When Cecil Addison was passed over for promotion, he sued Volvo Trucks North America and Ivan Mitchell in the Western District of Virginia for breach of contract and discrimination. Volvo Trucks had a contract agreement with the United Auto Workers Union. Addison alleged the defendants changed the contract’s job requirements without Union approval so they could put a white male employee in the position for which Addison, a black male, was the most senior qualified employee. He also claimed that, when he complained, they retaliated by terminating his employment. Addison sought $25 million for the career he said they destroyed, and an additional $25 million for pain and suffering. But this wasn’t the first time he filed a lawsuit like this.

Addison made substantially the same allegations, plus others, in an earlier suit he filed in the same court in 2009. In that case, he didn’t communicate with the defendants for over five months, failed to appear at his own scheduled deposition and, when the magistrate judge ordered him to show cause why the case shouldn’t be dismissed, failed to respond. So that case was dismissed.

The principle of res judicata (Latin for “a thing adjudicated”) bars a party from filing a new lawsuit if that party has filed a prior suit on the same claim or on claims arising from the same transactions that could have been raised in that prior suit. The Supreme Court has acknowledged the important reasons for this doctrine, which include (1) preventing the cost and vexation of stacks.jpgmultiple lawsuits, (2) conserving judicial resources, and (3) preventing inconsistent judicial decisions so parties can rely on adjudications.

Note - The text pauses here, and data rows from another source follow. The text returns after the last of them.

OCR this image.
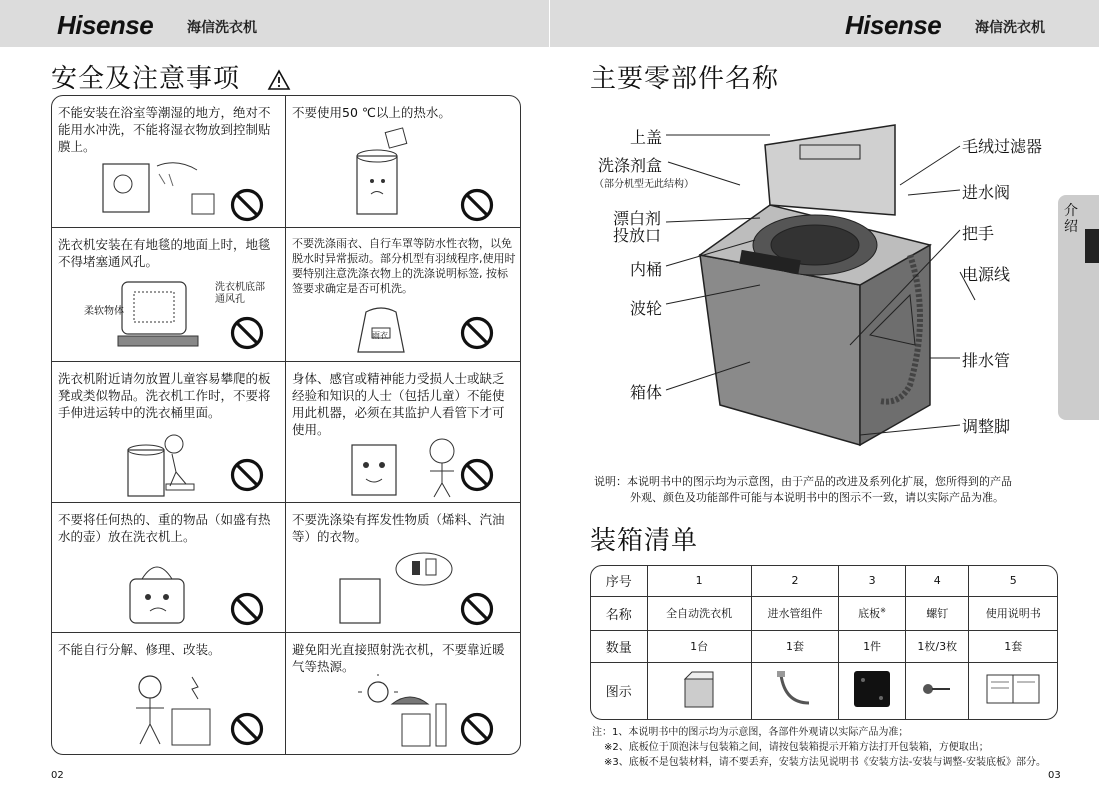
Hisense 海信洗衣机	Hisense 海信洗衣机
安全及注意事项
不能安装在浴室等潮湿的地方，绝对不能用水冲洗，不能将湿衣物放到控制贴膜上。
不要使用50 ℃以上的热水。
洗衣机安装在有地毯的地面上时，地毯不得堵塞通风孔。
不要洗涤雨衣、自行车罩等防水性衣物，以免脱水时异常振动。部分机型有羽绒程序,使用时要特别注意洗涤衣物上的洗涤说明标签, 按标签要求确定是否可机洗。
洗衣机附近请勿放置儿童容易攀爬的板凳或类似物品。洗衣机工作时，不要将手伸进运转中的洗衣桶里面。
身体、感官或精神能力受损人士或缺乏经验和知识的人士（包括儿童）不能使用此机器，必须在其监护人看管下才可使用。
不要将任何热的、重的物品（如盛有热水的壶）放在洗衣机上。
不要洗涤染有挥发性物质（烯料、汽油等）的衣物。
不能自行分解、修理、改装。	避免阳光直接照射洗衣机，不要靠近暖气等热源。
柔软物体
洗衣机底部通风孔
雨衣
02
主要零部件名称
上盖
洗涤剂盒
（部分机型无此结构）
漂白剂
投放口
内桶
波轮
箱体
毛绒过滤器
进水阀
把手
电源线
排水管
调整脚
说明：本说明书中的图示均为示意图，由于产品的改进及系列化扩展，您所得到的产品
外观、颜色及功能部件可能与本说明书中的图示不一致，请以实际产品为准。
装箱清单
序号	1	2	3	4	5
名称	全自动洗衣机	进水管组件	底板※	螺钉	使用说明书
数量	1台	1套	1件	1枚/3枚	1套
图示					
注：1、本说明书中的图示均为示意图，各部件外观请以实际产品为准；
※2、底板位于顶泡沫与包装箱之间，请按包装箱提示开箱方法打开包装箱，方便取出；
※3、底板不是包装材料，请不要丢弃，安装方法见说明书《安装方法-安装与调整-安装底板》部分。
03
介绍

Res judicata bars a federal case where (1) there has been a final judgment on the merits in a prior suit, (2) the same cause of action for the same facts was raised in both suits, and (3) the same parties or their privies were parties in both suits.

Addison’s first case was dismissed for failure to comply with a court order. But was it a dismissal on the merits? Subject to a few exceptions, which didn’t apply here, Rule 41(b) of the Federal Rules of Civil Procedure deems involuntary dismissals adjudications on the merits. The order dismissing the first action didn’t state whether the dismissal was with or without prejudice. But in the absence of a clear statement in the order, under Rule 41(b), the dismissal is presumed to have been made “upon the merits.”

Res judicata bars both the claims raised and those arising out of the same transaction or occurrence that could have been raised. The language and claims in the two complaints were virtually identical. Though the new complaint clarified a breach of contract claim, the first claim involved the same contract and Addison could have raised the breach claim in the first case.

Both cases also involved identical parties. Thus, Judge James C. Turk concluded that the two cases were essentially identical, satisfying all three elements of res judicata, and dismissed Addison’s second complaint.

Judge Turk also dismissed the case against Volvo Trucks. Rule 4(m) of the Federal Rules of Civil Procedure requires defendants to be served within 120 days after the complaint is filed. Though the court ordered Addison to serve Volvo Trucks and gave him extra time to do so, Volvo was never served. Judge Turk rejected Addison’s argument that serving Mitchell at his workplace constituted ‘serving’ the company as well. Dismissal under Rule 4(m) is without prejudice, but Judge Turk made a point of noting that any attempt to refile that claim would be barred by res judicata.